I really like the idea of this distro but there is no way in hell I'm running software created by our government. I didn't see any mention of the license or the availability of source code.

It's GPL

Anonymous's picture

It doesn't say what version, but the user manual (section 6.2) cites that it's GPL:

"LPS-Public uses free software components under the GNU Public License (GPL). The standard
LPS software can be freely distributed without restriction."

The AirForce is the one branch I actually do trust with this.

Nate210's picture

I'm not a Govm't fanboy but the AirForce is a very capable and trust worthy branch of the DOD. I'm excited to see the military show more interest in Linux. I've been advocating it for a couple years now. DOD wide. I personally think they need to make a DOD Linux for everyday operations. (This one isn't it... It's good for what it's used for...)


Anonymous's picture

I noticed in the manual you will agree to a license to proceed during the loading process, I didn't see anything concerning what type of license or a link to review the terms in advance.
It may be too much to hope that it's a simple GNU GPL type.

Thanks you

xado7525's picture

Thanks for this article.


Anonymous's picture

I'm just downloading this now and I've looked through the manual, I didn't see any mention of creating VPN connections though.
Does anybody know if they have set this up as an option?


Scribe63's picture

This distro sounds interesting from a security perspective, with the usage of the smart cards and what not. Wish i has one of those USB Smartcard devices to learn and test it out.

They do also have a custom version that has a VPN capabilities.
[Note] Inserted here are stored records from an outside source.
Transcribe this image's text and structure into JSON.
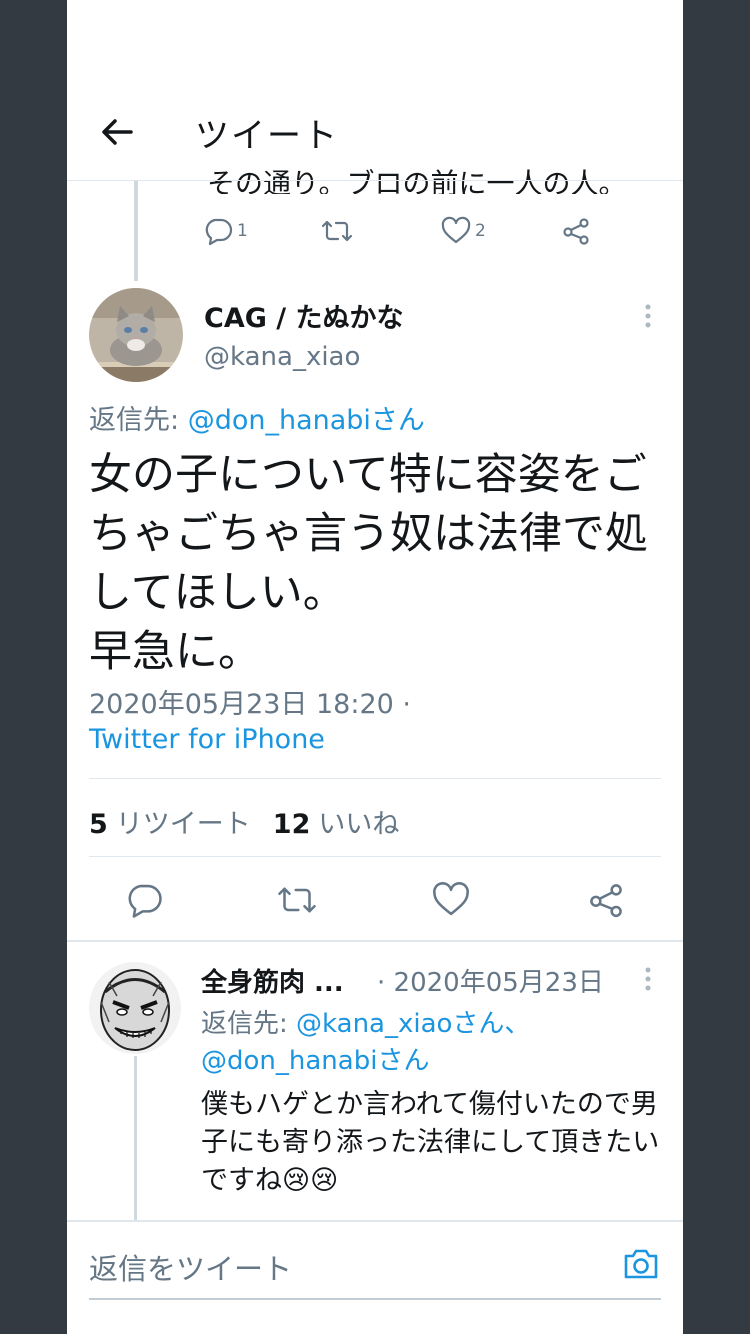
{
  "header": {
    "title": "ツイート"
  },
  "prev_tweet": {
    "cut_text": "その通り。ブロの前に一人の人。",
    "replies": "1",
    "retweets": "",
    "likes": "2"
  },
  "tweet": {
    "name": "CAG / たぬかな",
    "handle": "@kana_xiao",
    "reply_to_label": "返信先: ",
    "reply_to_user": "@don_hanabiさん",
    "lines": [
      "女の子について特に容姿をご",
      "ちゃごちゃ言う奴は法律で処",
      "してほしい。",
      "早急に。"
    ],
    "timestamp": "2020年05月23日 18:20 ·",
    "source": "Twitter for iPhone",
    "retweet_count": "5",
    "retweet_label": "リツイート",
    "like_count": "12",
    "like_label": "いいね"
  },
  "reply": {
    "name": "全身筋肉 ...",
    "date": "· 2020年05月23日",
    "reply_to_label": "返信先: ",
    "reply_to_user1": "@kana_xiaoさん、",
    "reply_to_user2": "@don_hanabiさん",
    "text": "僕もハゲとか言われて傷付いたので男子にも寄り添った法律にして頂きたいですね😢😢"
  },
  "compose": {
    "placeholder": "返信をツイート"
  },
  "colors": {
    "accent": "#1b95e0",
    "muted": "#657786",
    "text": "#14171a",
    "background_side": "#333a41"
  }
}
It is called "LPS-Remote Access", you have to make a request for it though.

$10 smartcard reader

Anonymous's picture

USB CCID-compliant CAC/PIV smartreaders are actually quite common & cheap, $10-$20 on Amazon /eBay, look for SCR331 and SCR3310. Even an old one will work since LPS has the OEM's firmware updater built in

Thank you...

JShuford's picture

Nice review.

I think you would be better served to Dl ANY of the many LIVE Distro's available! Update: Needs 1Gb RAM; looks official!

Looks alot like Windows Classic!

Got an award for it too!

...I'm not just a "troll", but also a subscriber!

Good use of Linux

Anonymous's picture

Thanks for writing about this, It's good to see the military putting some trust in Linux. Bypassing a malware-prone disk-based install is a good way to ensure your running system is clean when security is a primary concern.


United States Department of Defence or Defense?

metalx2000's picture

Are we sure this is really made by the United States Department of Defense? You wrote "Defence" with a "C".

Is this a typo, or is that how they wrote it on their site?

I don't really trust it.
Of course, I'm a little paranoid when it comes to unfamiliar distros.
Everything you ever need to know about Free Software.

Yes it's really is created by

Nate210's picture

Yes it's really is created by the AirForce/DOD. I use it at work.


Michael Reed's picture

Corrected. As David says, I got a bit confused between the British and American spelling.

UK based freelance writer Michael Reed writes about technology, retro computing, geek culture and gender politics.

It's a UK thing...

David Lane's picture

Given that Michael is a Brit, I suspect it is a typo...they spell defence correctly ;)

The LPS site is a US DOD military web site.

David Lane, KG4GIY is a member of Linux Journal's Editorial Advisory Panel and the Control Op for Linux Journal's Virtual Ham Shack


Anonymous's picture

hello, j' would like to know how can one speak about sécuriter when one calls same upon google if c' is encrypté, knowing that google guard the user data X time!